A: Deva is a distributed operating-environment software system intended to enable the construction of large-scale virtual environments that exhibit complex and dynamic behaviour.

### Q: Who created Deva?
A: Deva originated with Daniel Pop (born 1962), who is identified as a chemist, computer scientist, and writer.

### Q: When was Deva started?
A: Deva's inception is recorded as 1998.

### Q: Does Deva rely on other software?
A: Yes. Deva depends on a software component named Maverik.

## Why It Matters
Deva matters because it targets a specific technical gap: providing an environment for building virtual worlds at scale with complex, dynamic behaviour. By positioning itself as a distributed "operating environment," Deva addresses challenges that arise when virtual environments must coordinate many components, scale across systems, and support evolving behaviour over time. Its dependence on other software components (notably Maverik) suggests a modular approach, which can be important for extensibility and integration into larger toolchains. Being conceived in 1998 and associated with a multidisciplinary creator (Daniel Pop, whose background spans chemistry, computer science, and writing) indicates an early and possibly interdisciplinary effort to design platforms for complex virtual systems. For researchers, developers, or historians tracing the evolution of virtual-environment platforms, Deva represents a concrete example of late-1990s work aimed at scalable, behaviour-rich virtual systems.

## Notable For
- Being described explicitly as a distributed "operating environment" for large-scale virtual environments with complex and dynamic behaviour.  
- Originating in 1998, placing it among earlier efforts focused on scalable virtual-environment infrastructure.  
- Creation by Daniel Pop, whose professional background includes chemistry, computer science, and writing.  
- Having an explicit dependency on the software Maverik.  
- Assigned elmcip_id 11149 as an identifier in relevant cataloging.

## Body
### Overview
- Deva is a software system classified as a distributed "operating environment."  
- Its stated aim is to support building large-scale virtual environments that exhibit complex and dynamic behaviour.

### Origins and creator
- Deva's inception is recorded as 1998.  
- The project is associated with Daniel Pop (born 1962).  
- Daniel Pop is recorded with occupations including chemist, computer scientist, and writer.

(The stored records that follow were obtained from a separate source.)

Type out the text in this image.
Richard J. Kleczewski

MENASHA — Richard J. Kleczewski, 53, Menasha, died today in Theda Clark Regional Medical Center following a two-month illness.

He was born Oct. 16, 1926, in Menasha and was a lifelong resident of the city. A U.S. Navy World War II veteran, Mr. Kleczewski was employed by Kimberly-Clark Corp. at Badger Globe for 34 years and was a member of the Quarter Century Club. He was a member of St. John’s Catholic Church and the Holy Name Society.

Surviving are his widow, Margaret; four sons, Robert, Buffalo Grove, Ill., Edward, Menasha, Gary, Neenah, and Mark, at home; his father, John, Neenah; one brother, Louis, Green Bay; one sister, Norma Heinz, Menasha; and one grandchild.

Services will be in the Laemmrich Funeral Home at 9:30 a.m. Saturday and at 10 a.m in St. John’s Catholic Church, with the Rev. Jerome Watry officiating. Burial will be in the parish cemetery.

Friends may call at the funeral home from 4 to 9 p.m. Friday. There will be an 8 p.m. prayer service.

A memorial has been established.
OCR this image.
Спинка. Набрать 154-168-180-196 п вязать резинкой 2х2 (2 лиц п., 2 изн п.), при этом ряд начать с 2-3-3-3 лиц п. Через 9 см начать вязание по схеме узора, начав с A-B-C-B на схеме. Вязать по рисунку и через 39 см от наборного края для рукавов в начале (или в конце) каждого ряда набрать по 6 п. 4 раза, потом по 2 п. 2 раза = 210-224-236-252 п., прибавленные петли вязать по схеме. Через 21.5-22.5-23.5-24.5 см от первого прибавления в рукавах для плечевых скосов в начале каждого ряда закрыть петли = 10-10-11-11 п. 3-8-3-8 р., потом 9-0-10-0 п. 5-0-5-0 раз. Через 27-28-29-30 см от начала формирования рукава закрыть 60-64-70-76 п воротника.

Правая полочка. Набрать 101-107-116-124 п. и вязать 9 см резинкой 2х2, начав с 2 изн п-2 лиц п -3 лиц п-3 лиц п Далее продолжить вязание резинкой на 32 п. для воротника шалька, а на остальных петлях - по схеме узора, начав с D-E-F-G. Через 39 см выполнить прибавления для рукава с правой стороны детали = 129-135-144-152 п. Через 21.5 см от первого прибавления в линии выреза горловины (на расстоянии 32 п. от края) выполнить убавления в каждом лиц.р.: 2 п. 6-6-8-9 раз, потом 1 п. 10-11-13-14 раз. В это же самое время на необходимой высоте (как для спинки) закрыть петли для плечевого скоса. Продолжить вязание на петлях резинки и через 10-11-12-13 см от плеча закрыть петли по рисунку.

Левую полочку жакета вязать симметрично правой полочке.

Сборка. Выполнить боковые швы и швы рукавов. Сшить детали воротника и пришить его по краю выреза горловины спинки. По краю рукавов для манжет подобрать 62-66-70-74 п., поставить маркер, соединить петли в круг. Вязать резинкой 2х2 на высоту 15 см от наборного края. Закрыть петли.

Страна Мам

### Technical characteristics
- Deva is described as distributed, indicating design for operation across multiple machines or nodes.  
- The system is framed as an "operating environment" rather than a single application, implying a platform-level role for coordinating resources and behavior.  
- Deva depends on another software component named Maverik.

### Classification and identifiers
- Instance of: software.  
- elmcip_id: 11149.  
- Wikidata description summarizes its purpose as supporting large-scale, complex, dynamic virtual environments.

### Relationships
- Depends on software: Maverik.  
- Related concept: the general software class (non-tangible executable components).

### Known limitations of available data
- Publicly available structured details are limited to inception (1998), creator information, a dependency on Maverik, and descriptive classification; no version numbers, implementation languages, platform specifics, deployment records, or usage statistics are provided in the source material.